May 2, 2020

Understanding Kubernetes' pod lifecycle: the readiness probe

Introduction

Understanding Kubernetes’ concepts is key to running highly available applications.

This article will take you through the scenario of deploying a new version of a pod, and show how understanding the pod lifecycle and implementing a readiness probe will help you deploying new releases without downtime.

Without a readiness probe Kubernetes will try to guess when your pod is ready, and then schedule traffic to it. If the pod has latency between the point-in-time when the container is running and when it can handle traffic, this will cause transactions to be dropped, a.k.a. downtime. A typical situation where this may happen, is if your container has a heavy initialization sequence, like starting multiple processes, making consistency checks or downloading external content that it should serve.

Demonstration

All steps shown here can be found in this github repo.

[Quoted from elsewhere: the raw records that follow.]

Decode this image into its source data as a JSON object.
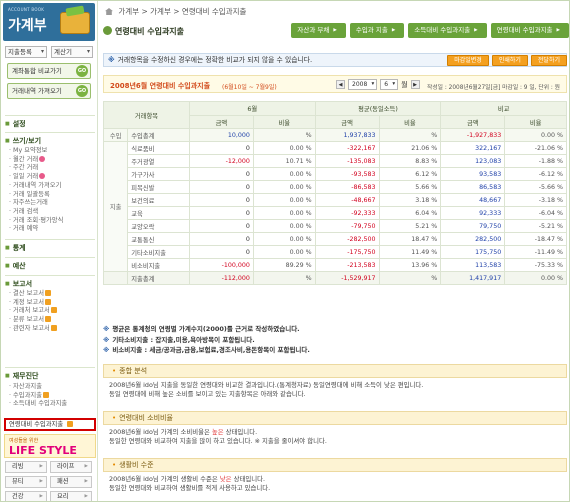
{
  "sidebar": {
    "logo": {
      "small": "ACCOUNT BOOK",
      "big": "가계부"
    },
    "selects": [
      "지출등록",
      "계산기"
    ],
    "green_buttons": [
      {
        "label": "계좌통합 비교가기",
        "go": "GO"
      },
      {
        "label": "거래내역 가져오기",
        "go": "GO"
      }
    ],
    "sections": {
      "settings": "설정",
      "write_view": "쓰기/보기",
      "stats": "통계",
      "budget": "예산",
      "report": "보고서",
      "diagnosis": "재무진단"
    },
    "write_items": [
      "My 요약정보",
      "월간 거래",
      "주간 거래",
      "일일 거래",
      "거래내역 가져오기",
      "거래 일괄등록",
      "자주쓰는거래",
      "거래 검색",
      "거래 조회·평가앙식",
      "거래 예약"
    ],
    "report_items": [
      "결산 보고서",
      "계정 보고서",
      "거래처 보고서",
      "분류 보고서",
      "관련자 보고서"
    ],
    "diagnosis_items": [
      "자산과지출",
      "수입과지출",
      "소득대비 수입과지출"
    ],
    "active_item": "연령대비 수입과지출",
    "lifestyle": {
      "top": "여성들을 위한",
      "title": "LIFE STYLE"
    },
    "lifestyle_buttons": [
      "리빙",
      "라이프",
      "뷰티",
      "패션",
      "건강",
      "요리"
    ]
  },
  "breadcrumb": [
    "가계부",
    "가계부",
    "연령대비 수입과지출"
  ],
  "page_title": "연령대비 수입과지출",
  "tabs": [
    "자산과 부채",
    "수입과 지출",
    "소득대비 수입과지출",
    "연령대비 수입과지출"
  ],
  "notice": {
    "mark": "※",
    "text": "거래항목을 수정하신 경우에는 정확한 비교가 되지 않을 수 있습니다."
  },
  "action_buttons": [
    "마감일변경",
    "인쇄하기",
    "전달하기"
  ],
  "period": {
    "label": "2008년6월 연령대비 수입과지출",
    "range": "(6월10일 ~ 7월9일)",
    "year": "2008",
    "month": "6",
    "month_suffix": "월",
    "meta": "작성일 : 2008년6월27일[금]    마감일 : 9 일, 단위 : 원"
  },
  "table": {
    "headers": {
      "category": "거래항목",
      "june": "6월",
      "avg": "평균(동일소득)",
      "compare": "비교",
      "amount": "금액",
      "ratio": "비율"
    },
    "income_row": {
      "cat": "수입",
      "item": "수입총계",
      "m_amt": "10,000",
      "m_pct": "%",
      "a_amt": "1,937,833",
      "a_pct": "%",
      "c_amt": "-1,927,833",
      "c_pct": "0.00 %"
    },
    "expense_label": "지출",
    "rows": [
      {
        "item": "식료품비",
        "m_amt": "0",
        "m_pct": "0.00 %",
        "a_amt": "-322,167",
        "a_pct": "21.06 %",
        "c_amt": "322,167",
        "c_pct": "-21.06 %"
      },
      {
        "item": "주거광열",
        "m_amt": "-12,000",
        "m_pct": "10.71 %",
        "a_amt": "-135,083",
        "a_pct": "8.83 %",
        "c_amt": "123,083",
        "c_pct": "-1.88 %"
      },
      {
        "item": "가구가사",
        "m_amt": "0",
        "m_pct": "0.00 %",
        "a_amt": "-93,583",
        "a_pct": "6.12 %",
        "c_amt": "93,583",
        "c_pct": "-6.12 %"
      },
      {
        "item": "피복신발",
        "m_amt": "0",
        "m_pct": "0.00 %",
        "a_amt": "-86,583",
        "a_pct": "5.66 %",
        "c_amt": "86,583",
        "c_pct": "-5.66 %"
      },
      {
        "item": "보건의료",
        "m_amt": "0",
        "m_pct": "0.00 %",
        "a_amt": "-48,667",
        "a_pct": "3.18 %",
        "c_amt": "48,667",
        "c_pct": "-3.18 %"
      },
      {
        "item": "교육",
        "m_amt": "0",
        "m_pct": "0.00 %",
        "a_amt": "-92,333",
        "a_pct": "6.04 %",
        "c_amt": "92,333",
        "c_pct": "-6.04 %"
      },
      {
        "item": "교양오락",
        "m_amt": "0",
        "m_pct": "0.00 %",
        "a_amt": "-79,750",
        "a_pct": "5.21 %",
        "c_amt": "79,750",
        "c_pct": "-5.21 %"
      },
      {
        "item": "교통통신",
        "m_amt": "0",
        "m_pct": "0.00 %",
        "a_amt": "-282,500",
        "a_pct": "18.47 %",
        "c_amt": "282,500",
        "c_pct": "-18.47 %"
      },
      {
        "item": "기타소비지출",
        "m_amt": "0",
        "m_pct": "0.00 %",
        "a_amt": "-175,750",
        "a_pct": "11.49 %",
        "c_amt": "175,750",
        "c_pct": "-11.49 %"
      },
      {
        "item": "비소비지출",
        "m_amt": "-100,000",
        "m_pct": "89.29 %",
        "a_amt": "-213,583",
        "a_pct": "13.96 %",
        "c_amt": "113,583",
        "c_pct": "-75.33 %"
      },
      {
        "item": "지출총계",
        "m_amt": "-112,000",
        "m_pct": "%",
        "a_amt": "-1,529,917",
        "a_pct": "%",
        "c_amt": "1,417,917",
        "c_pct": "0.00 %"
      }
    ]
  },
  "notes": [
    {
      "mark": "※",
      "text": "평균은 통계청의 연령별 가계수지(2000)를 근거로 작성하였습니다."
    },
    {
      "mark": "※",
      "text": "기타소비지출 : 잡지출,미용,욕아방목이 포함됩니다."
    },
    {
      "mark": "※",
      "text": "비소비지출 : 세금/공과금,금융,보험료,경조사비,용돈항목이 포함됩니다."
    }
  ],
  "panels": {
    "overall": {
      "title": "종합 분석",
      "lines": [
        "2008년6월 ido님 지출을 동일한 연령대와 비교한 결과입니다.(통계청자료) 동일연령대에 비해 소득이 낮은 편입니다.",
        "동일 연령대에 비해 높은 소비를 보이고 있는 지출항목은 아래와 같습니다."
      ]
    },
    "consumption": {
      "title": "연령대비 소비비율",
      "line1_pre": "2008년6월 ido님 가계의 소비비율은 ",
      "line1_hl": "높은",
      "line1_post": " 상태입니다.",
      "line2": "동일한 연령대와 비교하여 지출을 많이 하고 있습니다. ※ 지출을 줄이셔야 합니다."
    },
    "living": {
      "title": "생활비 수준",
      "line1_pre": "2008년6월 ido님 가계의 생활비 수준은 ",
      "line1_hl": "낮은",
      "line1_post": " 상태입니다.",
      "line2": "동일한 연령대와 비교하여 생활비를 적게 사용하고 있습니다."
    }
  }
}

To generate latency we will use a pre-built docker image trondhindenes/k8sprobetester. The author has also written a good article about probes.

In each step we will make a release update between v1 and v2 by preparing the environment (by deploying deployment-v1.yaml) and then applying deployment-v2.yaml while running a test (using curl with a time-out of 1 second). The test result will show how each method of deploying a new version affected the availability of the application.

I you want to follow along in your environment the repo has all the needed instructions.

Step 1: naive approach

The v1 deployment in step1 has no readiness probe so Kubernetes will switch the traffic to the new pod when it has started. As we have introduced a latency of 10 seconds curl will time-out a few times, and recover once the new pod is ready to handle traffic.

This video demonstrates the transaction behavior (left window) and the way kubernetes replaces the v1 pod with v2 (top right window). Notice that the state of the new pod becomes “1/1” right away as Kubernetes “thinks” it is ready.

Step 2: with readiness probe

The v1 deployment in step2 has a readiness probe so Kubernetes will switch the traffic to the new pod when it’s probe says it is ready. As we have introduced a latency of 10 seconds the traffic will be routed to the previous version of the pod until the new pod is ready, and curl will not time-out.

      spec:
        containers:
        - image: trondhindenes/k8sprobetester:latest
          ...   
          readinessProbe:
            httpGet:
              path: /healthz
              port: 80
              httpHeaders:
                - name: Host
                  value: KubernetesLivenessProbe
            initialDelaySeconds: 5
            failureThreshold: 2                              

This video demonstrates the transaction behavior (left window) and the way kubernetes replaces the v1 pod with v2 (top right window). Notice that the state of the new pod first becomes “0/1”, and “1/1” with a delay (of the introduced latency. As long as the new version of the pod is not Kubernetes routes the traffic to the previous version, leading to a zero-downtime deployment.

Content licensed under CC BY 4.0